Schools can have parents contribute or volunteer, in leadership and/or content creation roles in LMS class or grade parent groups, these parents could initiate and monitor discussions, run polls, submit ideas, and even generate quizzes and lessons for other parents. Schools can host a series of workshops for parents on how to use and eventually maximise the potential of your LMS. Remember that not all parents are fluent English speakers, so if your LMS can offer an interface in other languages, that’s a big advantage in sustaining engagement even across language barriers. Finally, if you are going to be giving parents more of a participatory role on your platform, it may be a good idea to get parents to sign your Acceptable Use/ Responsible Use Policy.
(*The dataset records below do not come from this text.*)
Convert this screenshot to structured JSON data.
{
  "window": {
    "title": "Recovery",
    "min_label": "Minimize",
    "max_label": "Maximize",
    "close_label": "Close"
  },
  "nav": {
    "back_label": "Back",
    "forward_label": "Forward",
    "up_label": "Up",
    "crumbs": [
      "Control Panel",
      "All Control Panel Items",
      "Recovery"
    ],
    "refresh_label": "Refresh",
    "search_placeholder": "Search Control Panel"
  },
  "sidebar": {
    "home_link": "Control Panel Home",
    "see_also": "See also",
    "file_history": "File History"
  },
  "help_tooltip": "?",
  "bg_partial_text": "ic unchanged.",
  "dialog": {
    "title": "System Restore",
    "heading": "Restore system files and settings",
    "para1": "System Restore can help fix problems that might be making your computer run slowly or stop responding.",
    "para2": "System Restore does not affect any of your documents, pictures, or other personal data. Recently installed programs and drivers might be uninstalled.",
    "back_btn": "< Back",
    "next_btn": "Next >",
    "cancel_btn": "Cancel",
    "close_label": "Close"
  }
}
Rather than simply providing a space for students and parents to login and download what they need, the LMS should create a space that encourages the sharing of ideas and engaging with others. More and more LMS platforms are adopting features often seen on popular social media sites, such as Facebook. Creating a cohesive community of teachers, administrators, students and parents for sharing information and understanding what is happening in the classroom is a goal for most schools in leveraging their LMS and inevitably lead to greater student success. The use of technology, and the selection of the right LMS based on a school’s needs, is foundational to supporting and managing school resources, teacher success, student learning, and parental expectations. The result is an environment that encourages collaboration, transparency and engaging conversations among parents and educators, and therefore strengthening home-to-school connections. Let the technology bring people closer and foster stronger relationships.